Figure 1 – Norhern water snake, Sudbury, MA, August 4, 2018. (c) DE Wolf 2018.

Today we went for a stroll in the woods. I am told that anything short is not a walk and anything not uphill is not a hike. So I have concluded that it was a stroll. We came upon this Northern water snake, Nerodia sipedon,by one of the bridges. I do wonder why snakes , given the whole forest offered up to them, defiantly taunt you, dogs, and children by positioning themselves by the side of the path. This one was in no hurry to beat a retreat. Perhaps it is seeking to remind us that there is only a thin and imagined veil between us and the wild.

Canon T2i with EF70-200mm f/4L USM lens at 200 mm, ISO 1600, Aperture Priority AE Mode 1/80th sec at f/7.1 with -1 exposure compensation.

Texture on the surface of an urn

Figure 1 – Texture on the surface of an urn. (c) DE Wolf 2018.

Figure 1 is not an “Ode on a Grecian Urn.” Unlike John Keats’ urn, it does not reveal forms and figures frozen in beauty and time.

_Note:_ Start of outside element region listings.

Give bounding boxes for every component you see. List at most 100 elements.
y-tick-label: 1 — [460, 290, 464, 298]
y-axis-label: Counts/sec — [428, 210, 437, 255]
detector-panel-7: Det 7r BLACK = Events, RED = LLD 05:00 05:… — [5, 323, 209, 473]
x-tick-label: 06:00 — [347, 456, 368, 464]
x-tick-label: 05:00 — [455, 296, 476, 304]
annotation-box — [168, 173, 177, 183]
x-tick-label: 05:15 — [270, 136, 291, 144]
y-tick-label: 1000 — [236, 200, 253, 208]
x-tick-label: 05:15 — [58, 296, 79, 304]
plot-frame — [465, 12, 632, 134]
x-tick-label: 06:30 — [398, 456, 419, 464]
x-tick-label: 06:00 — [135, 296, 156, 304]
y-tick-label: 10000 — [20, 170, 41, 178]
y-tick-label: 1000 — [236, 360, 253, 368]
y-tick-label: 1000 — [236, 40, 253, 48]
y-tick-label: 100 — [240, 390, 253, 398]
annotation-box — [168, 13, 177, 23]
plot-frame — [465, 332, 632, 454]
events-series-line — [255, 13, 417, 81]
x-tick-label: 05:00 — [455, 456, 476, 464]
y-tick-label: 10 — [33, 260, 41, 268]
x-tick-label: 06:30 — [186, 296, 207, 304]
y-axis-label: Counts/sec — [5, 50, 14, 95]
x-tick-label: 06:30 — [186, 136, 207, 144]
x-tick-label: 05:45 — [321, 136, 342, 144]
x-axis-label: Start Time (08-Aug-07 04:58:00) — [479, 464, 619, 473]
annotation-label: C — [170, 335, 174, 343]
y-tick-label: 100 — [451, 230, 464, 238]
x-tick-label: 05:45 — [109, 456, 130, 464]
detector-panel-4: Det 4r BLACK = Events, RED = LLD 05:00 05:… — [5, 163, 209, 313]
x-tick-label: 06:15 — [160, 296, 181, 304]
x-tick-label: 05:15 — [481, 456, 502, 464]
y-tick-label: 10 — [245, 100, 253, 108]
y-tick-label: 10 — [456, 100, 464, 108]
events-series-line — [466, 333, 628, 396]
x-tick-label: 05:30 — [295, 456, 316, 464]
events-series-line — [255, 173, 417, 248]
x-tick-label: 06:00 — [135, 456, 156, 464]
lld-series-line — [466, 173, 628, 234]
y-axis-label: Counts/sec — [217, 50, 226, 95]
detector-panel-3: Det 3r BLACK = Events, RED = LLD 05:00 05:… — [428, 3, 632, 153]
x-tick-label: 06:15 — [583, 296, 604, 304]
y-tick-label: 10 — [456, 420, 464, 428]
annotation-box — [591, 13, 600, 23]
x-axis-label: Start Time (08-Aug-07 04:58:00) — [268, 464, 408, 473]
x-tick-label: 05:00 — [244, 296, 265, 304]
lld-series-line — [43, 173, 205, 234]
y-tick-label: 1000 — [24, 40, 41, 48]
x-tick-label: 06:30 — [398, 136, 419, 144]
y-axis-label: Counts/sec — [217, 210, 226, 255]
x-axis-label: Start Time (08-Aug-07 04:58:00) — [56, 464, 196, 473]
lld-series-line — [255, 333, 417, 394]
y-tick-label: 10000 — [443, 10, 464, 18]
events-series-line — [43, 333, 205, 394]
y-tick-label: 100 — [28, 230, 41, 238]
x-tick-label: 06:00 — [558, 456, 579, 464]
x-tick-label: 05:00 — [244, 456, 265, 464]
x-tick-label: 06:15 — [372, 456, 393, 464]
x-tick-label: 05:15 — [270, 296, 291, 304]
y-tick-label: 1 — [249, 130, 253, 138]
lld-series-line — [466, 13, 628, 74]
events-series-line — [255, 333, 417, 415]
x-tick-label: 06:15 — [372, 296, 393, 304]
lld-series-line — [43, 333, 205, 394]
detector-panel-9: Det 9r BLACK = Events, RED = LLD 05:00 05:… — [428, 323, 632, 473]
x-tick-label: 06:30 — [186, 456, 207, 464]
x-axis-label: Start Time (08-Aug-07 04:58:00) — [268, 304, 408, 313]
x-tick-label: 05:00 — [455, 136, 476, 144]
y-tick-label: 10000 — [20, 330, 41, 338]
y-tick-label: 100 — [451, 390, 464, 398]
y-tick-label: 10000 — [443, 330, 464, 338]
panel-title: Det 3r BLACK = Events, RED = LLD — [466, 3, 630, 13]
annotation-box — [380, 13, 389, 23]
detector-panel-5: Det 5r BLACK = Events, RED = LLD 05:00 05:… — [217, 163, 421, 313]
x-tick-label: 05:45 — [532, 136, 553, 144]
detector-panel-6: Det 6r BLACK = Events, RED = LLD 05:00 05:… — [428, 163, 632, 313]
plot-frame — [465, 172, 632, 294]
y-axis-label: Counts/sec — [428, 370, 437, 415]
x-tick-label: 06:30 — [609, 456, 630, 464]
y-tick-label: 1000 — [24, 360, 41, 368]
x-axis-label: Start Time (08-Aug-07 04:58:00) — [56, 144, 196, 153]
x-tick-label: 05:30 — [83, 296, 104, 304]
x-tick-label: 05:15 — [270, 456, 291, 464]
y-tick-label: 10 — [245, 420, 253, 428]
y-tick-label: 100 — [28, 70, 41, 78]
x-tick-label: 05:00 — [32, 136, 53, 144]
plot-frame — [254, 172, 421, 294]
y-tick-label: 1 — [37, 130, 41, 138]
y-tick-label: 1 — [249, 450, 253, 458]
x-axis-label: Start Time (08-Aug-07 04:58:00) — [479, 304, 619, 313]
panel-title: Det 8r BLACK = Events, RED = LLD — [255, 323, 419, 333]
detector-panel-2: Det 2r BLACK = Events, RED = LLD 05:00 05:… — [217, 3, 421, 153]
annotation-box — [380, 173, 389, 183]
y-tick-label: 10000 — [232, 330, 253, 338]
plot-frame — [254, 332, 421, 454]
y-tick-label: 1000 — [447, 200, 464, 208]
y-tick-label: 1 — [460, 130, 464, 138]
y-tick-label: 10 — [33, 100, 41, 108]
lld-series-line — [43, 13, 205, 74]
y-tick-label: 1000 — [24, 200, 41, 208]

Rather it is a study of the texture in a more modern vase. The IPhone camera is a perfect tool for this. The eye starts with the urn itself, but the camera draws us inward to a point, where rather than shape texture becomes predominant.

I love these little sojourns of vision. It is the magic of the photograph, where a simple, perhaps inconsequential, object in a store window reveals an inner beauty at a more intimate level. It reminds me of a Japanese Garden, where beauty functions on all levels, much like fractals are random walks regardless of scale.

In Keat’s words, themselves made timeless by the passage of time:

“When old age shall this generation waste,
                Thou shalt remain, in midst of other woe
Than ours, a friend to man, to whom thou say’st,
         “Beauty is truth, truth beauty,—that is all
                Ye know on earth, and all ye need to know.”

Return of the ruby throats

Figure 1 – Ruby throated hummingbird, female, July 30, 2018, Sudbury, MA. (c) DE Wolf 2018.

I have been waiting for the sublime moment when the ruby throated hummingbirds (Archilochus colubris) returned to our feeders. And finally they have arrived. There so many species of hummingbirds in the Americas. But east of the Rockies we have only the ruby throats.  These magical little birds can annually migrate as far as Costa Rica to Canada, Figure 1 shows a female hovering in mid air by my feeder. They also love my mandevilla with its conical flowers. I have positioned my camera with my birding lens so that it is ever ready for the moment.

Canon T2i with EF100-400mm f/4.5-5.6L IS USM lens at 260 mm, ISO 1600, Aperture Priority AE Mode, 1/800th sec at f/7.1 with -1 exposure compensation.